When researchers observe discrepancies between total SPC72 protein levels (by immunoblotting) and SPB-associated SPC72 (by immunofluorescence), they should consider:

• Regulatory mechanisms:

  • Total Spc72 abundance remains relatively constant throughout the cell cycle, while SPB association varies dramatically

  • Polo-like kinase Cdc5 regulates Spc72 recruitment to SPBs without affecting total protein levels

• Technical considerations:

  • Extraction efficiency during sample preparation

  • Detection sensitivity differences between methods

  • Epitope accessibility in different cellular contexts

• Biological significance:

  • Only a fraction of cellular Spc72 may associate with SPBs at any given time

  • Cytoplasmic pools of Spc72 may serve as reservoirs for rapid recruitment

Studies using CDC5-3mAID degron systems demonstrate that while Spc72-GFP protein levels remain constant throughout the cell cycle (as shown by immunoblotting), the protein's recruitment to SPBs is dramatically regulated in a CDC5-dependent manner . This highlights the importance of distinguishing between protein abundance and localization when interpreting experimental results.

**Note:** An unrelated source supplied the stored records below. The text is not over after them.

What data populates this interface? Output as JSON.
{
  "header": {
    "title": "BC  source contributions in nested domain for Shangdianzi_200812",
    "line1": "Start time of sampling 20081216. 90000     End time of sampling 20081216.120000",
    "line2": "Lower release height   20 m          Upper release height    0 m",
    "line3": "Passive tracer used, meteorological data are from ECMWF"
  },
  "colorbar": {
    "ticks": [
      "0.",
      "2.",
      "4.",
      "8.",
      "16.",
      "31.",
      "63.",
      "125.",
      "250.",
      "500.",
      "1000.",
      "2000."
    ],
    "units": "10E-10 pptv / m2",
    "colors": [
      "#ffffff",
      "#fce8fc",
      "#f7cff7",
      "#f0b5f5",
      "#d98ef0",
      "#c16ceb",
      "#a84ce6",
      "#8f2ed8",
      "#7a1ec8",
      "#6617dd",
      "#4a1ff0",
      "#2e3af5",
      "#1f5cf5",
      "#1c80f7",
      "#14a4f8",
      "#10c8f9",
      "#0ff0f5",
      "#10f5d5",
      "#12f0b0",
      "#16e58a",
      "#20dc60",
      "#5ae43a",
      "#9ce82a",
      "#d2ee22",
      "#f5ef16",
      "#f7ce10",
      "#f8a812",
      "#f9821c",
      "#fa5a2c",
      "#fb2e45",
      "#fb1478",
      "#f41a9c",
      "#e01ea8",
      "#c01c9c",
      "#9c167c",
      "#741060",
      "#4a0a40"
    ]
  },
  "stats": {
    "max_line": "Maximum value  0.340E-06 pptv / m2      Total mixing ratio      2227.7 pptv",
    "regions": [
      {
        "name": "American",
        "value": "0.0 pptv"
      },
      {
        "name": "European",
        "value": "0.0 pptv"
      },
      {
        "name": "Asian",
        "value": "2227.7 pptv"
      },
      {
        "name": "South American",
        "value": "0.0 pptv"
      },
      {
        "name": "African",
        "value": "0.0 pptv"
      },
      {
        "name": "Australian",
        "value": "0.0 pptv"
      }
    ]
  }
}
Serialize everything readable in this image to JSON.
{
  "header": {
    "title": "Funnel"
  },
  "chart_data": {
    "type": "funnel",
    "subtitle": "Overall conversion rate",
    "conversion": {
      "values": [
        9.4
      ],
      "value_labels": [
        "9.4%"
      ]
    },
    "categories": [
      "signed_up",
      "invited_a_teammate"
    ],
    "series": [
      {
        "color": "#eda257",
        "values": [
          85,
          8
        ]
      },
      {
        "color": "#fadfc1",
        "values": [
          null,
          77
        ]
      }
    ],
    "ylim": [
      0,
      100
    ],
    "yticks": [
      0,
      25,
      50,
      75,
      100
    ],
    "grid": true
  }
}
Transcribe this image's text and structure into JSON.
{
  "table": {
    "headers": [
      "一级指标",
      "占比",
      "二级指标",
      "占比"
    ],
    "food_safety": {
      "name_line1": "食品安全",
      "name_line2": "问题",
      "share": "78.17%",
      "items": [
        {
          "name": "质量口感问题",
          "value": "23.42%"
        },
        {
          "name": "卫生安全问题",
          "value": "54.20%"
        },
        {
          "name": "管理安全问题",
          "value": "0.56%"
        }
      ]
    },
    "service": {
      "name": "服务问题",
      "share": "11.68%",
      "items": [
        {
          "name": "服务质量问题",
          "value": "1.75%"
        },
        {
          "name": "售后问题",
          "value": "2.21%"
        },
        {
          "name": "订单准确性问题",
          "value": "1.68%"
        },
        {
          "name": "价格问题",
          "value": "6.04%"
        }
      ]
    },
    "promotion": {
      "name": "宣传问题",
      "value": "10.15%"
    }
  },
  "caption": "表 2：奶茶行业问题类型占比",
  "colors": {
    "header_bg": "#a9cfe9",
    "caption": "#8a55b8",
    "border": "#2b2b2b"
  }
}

What are the key unanswered questions regarding SPC72 function that researchers should address?

Several important questions about SPC72 function remain unanswered and represent promising research directions:

Addressing these questions will require combining genetic approaches, high-resolution microscopy, and biochemical analyses using SPC72 antibodies as essential research tools.

How might advanced microscopy techniques enhance research using SPC72 antibodies?

Advanced microscopy techniques offer significant potential for expanding SPC72 antibody applications:

• Super-resolution microscopy:

  • Structured illumination microscopy (SIM) or stochastic optical reconstruction microscopy (STORM) could resolve the precise localization of SPC72 within SPB substructures

  • Multi-color super-resolution imaging could map spatial relationships between SPC72 and other SPB components

• Live-cell imaging approaches:

  • Fluorescence recovery after photobleaching (FRAP) with Spc72-GFP to measure protein dynamics at SPBs

  • Single-molecule tracking to follow individual Spc72 molecules during recruitment

• Correlative light and electron microscopy (CLEM):

  • Combine fluorescence imaging of Spc72-GFP with electron microscopy to correlate protein localization with ultrastructural features of the SPB

These advanced approaches could provide unprecedented insights into how SPC72 contributes to SPB function and cytoplasmic microtubule organization throughout the cell cycle.